Compensation de houle : passive, active ou tension constante ?
Les systèmes de compensation de houle pour grues offshore se déclinent en trois niveaux : compensation passive (PHC), compensation active (AHC) et tension constante (CT). La précision de compensation progresse de ±20 à 50 cm pour la PHC à ±5 à 10 cm pour l'AHC. Le choix doit intégrer les conditions de mer, les exigences de précision opérationnelle et le budget du projet.
En opération de levage en mer, la plus grande incertitude ne réside pas dans le poids de la charge, mais dans le mouvement constant de la plateforme. Le pilonnement du navire induit par la houle peut atteindre ±1,5 à 2,5 m dans des conditions de mer modérées, avec des périodes de 5 à 12 secondes. Sans compensation, le crochet suit les mouvements verticaux du navire : au mieux, l'efficacité opérationnelle s'en trouve réduite ; au pire, la charge heurte le pont ou les équipements sous-marins, provoquant des accidents graves.
La comparaison des paramètres techniques des trois niveaux de compensation de houle s'appuie sur la méthode de calcul du coefficient de charge dynamique de la norme ISO 4301 / FEM 1.001, et la classification de la précision de compensation se réfère aux exigences de performance de la norme DNV-ST-0378 pour la compensation de houle des grues offshore.
Après près de quarante ans de développement, la technologie de compensation de houle a abouti à un système à trois niveaux : compensation passive (PHC), compensation active (AHC) et tension constante (CT). Chaque niveau possède son domaine d'application, sa précision de compensation et sa fourchette de coûts. Le choix doit concilier l'environnement marin, la précision opérationnelle et le budget du projet.
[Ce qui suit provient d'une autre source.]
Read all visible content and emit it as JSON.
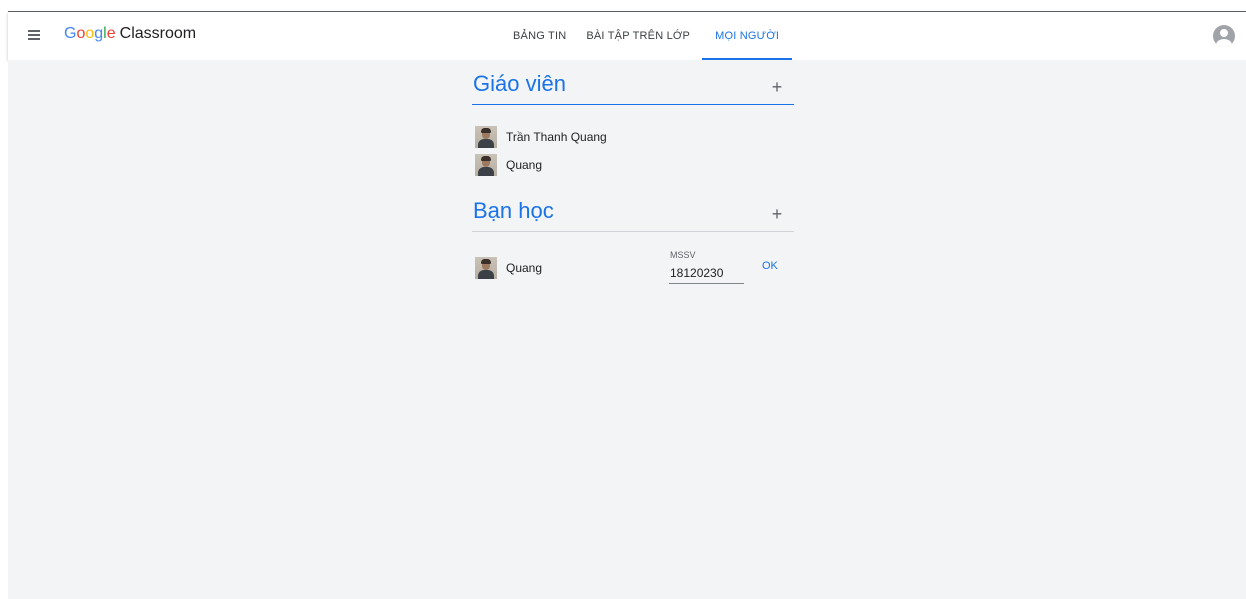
{
  "app": {
    "brand_letters": [
      {
        "ch": "G",
        "color": "#4285f4"
      },
      {
        "ch": "o",
        "color": "#ea4335"
      },
      {
        "ch": "o",
        "color": "#fbbc05"
      },
      {
        "ch": "g",
        "color": "#4285f4"
      },
      {
        "ch": "l",
        "color": "#34a853"
      },
      {
        "ch": "e",
        "color": "#ea4335"
      }
    ],
    "product": "Classroom"
  },
  "tabs": [
    {
      "label": "BẢNG TIN"
    },
    {
      "label": "BÀI TẬP TRÊN LỚP"
    },
    {
      "label": "MỌI NGƯỜI",
      "active": true
    }
  ],
  "icons": {
    "menu": "menu-icon",
    "account": "account-circle-icon",
    "add": "plus-icon"
  },
  "teachers": {
    "title": "Giáo viên",
    "add_symbol": "+",
    "members": [
      {
        "name": "Trần Thanh Quang"
      },
      {
        "name": "Quang"
      }
    ]
  },
  "classmates": {
    "title": "Bạn học",
    "add_symbol": "+",
    "members": [
      {
        "name": "Quang",
        "mssv_label": "MSSV",
        "mssv_value": "18120230",
        "ok_label": "OK"
      }
    ]
  },
  "colors": {
    "accent": "#1a73e8",
    "background": "#f3f4f6"
  }
}
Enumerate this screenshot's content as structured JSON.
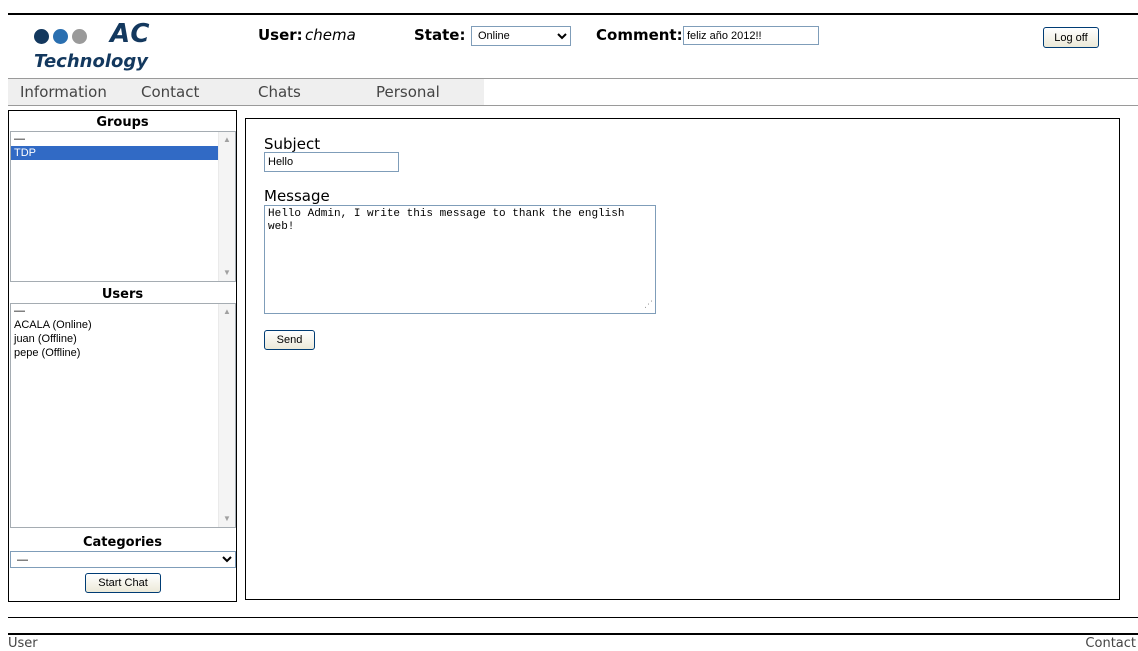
{
  "header": {
    "logo_text": "AC",
    "logo_subtext": "Technology",
    "user_label": "User:",
    "user_name": "chema",
    "state_label": "State:",
    "state_value": "Online",
    "comment_label": "Comment:",
    "comment_value": "feliz año 2012!!",
    "logoff_label": "Log off"
  },
  "nav": {
    "items": [
      "Information",
      "Contact",
      "Chats",
      "Personal"
    ]
  },
  "sidebar": {
    "groups_title": "Groups",
    "groups": [
      "—",
      "TDP"
    ],
    "groups_selected": "TDP",
    "users_title": "Users",
    "users": [
      "—",
      "ACALA (Online)",
      "juan (Offline)",
      "pepe (Offline)"
    ],
    "categories_title": "Categories",
    "categories_value": "—",
    "start_chat_label": "Start Chat"
  },
  "form": {
    "subject_label": "Subject",
    "subject_value": "Hello",
    "message_label": "Message",
    "message_value": "Hello Admin, I write this message to thank the english web!",
    "send_label": "Send"
  },
  "footer": {
    "left": "User",
    "right": "Contact"
  },
  "colors": {
    "logo_dark": "#13385e",
    "logo_blue": "#2a6fb0",
    "logo_gray": "#9a9a9a",
    "selection": "#316ac5"
  },
  "icons": [
    "chevron-down-icon",
    "scroll-up-icon",
    "scroll-down-icon",
    "resize-grip-icon"
  ]
}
Niveau 1 : Compensation passive (PHC) — le principe du vérin à gaz avec accumulateur
La compensation passive de houle (PHC) est la solution la plus simple et la plus fiable. Son principe de fonctionnement s'apparente à celui d'un vérin à gaz géant : un ensemble d'accumulateurs et de vérins de compensation est monté en série sur le chemin du câble métallique de levage. Lorsque le navire monte (relâchement du câble), le gaz comprimé dans l'accumulateur pousse le vérin pour reprendre l'excédent de câble ; lorsque le navire descend (tension du câble), le câble tire le vérin qui refoule l'huile hydraulique dans l'accumulateur. L'ensemble du processus est entièrement passif, sans commande électronique ni consommation d'énergie supplémentaire.
La précision de compensation de la PHC est limitée par les caractéristiques physiques de la compression du gaz — la pression d'azote dans l'accumulateur varie avec le volume (processus quasi adiabatique PV^γ = constante), si bien que la force de compensation varie de manière non linéaire avec le déplacement. La précision typique d'un système PHC est de ±20 à 50 cm (dans des conditions de mer Hs = 2 à 3 m). Les principaux avantages de la PHC sont : zéro consommation d'énergie, zéro composant électronique (adaptée aux zones antidéflagrantes ATEX Zone 1), et coûts de maintenance très faibles (inspection périodique de la pression d'azote et de l'étanchéité des vérins). Domaines d'application : ravitaillement de matériel, assistance à l'installation de jackets, déploiement d'équipements sous-marins à faible exigence de précision.
Les paramètres clés de conception d'un système PHC comprennent : le volume total des accumulateurs (généralement 200 à 800 L, selon la course de compensation et la charge), la pression de précharge d'azote (généralement 80 % à 90 % de la pression de service minimale du système), la course des vérins de compensation (doit être ≥ 1,5 fois le déplacement de pilonnement maximal attendu), et le diamètre de la tige de piston (vérifié selon la stabilité au flambage d'Euler, avec un coefficient de sécurité ≥ 3,5).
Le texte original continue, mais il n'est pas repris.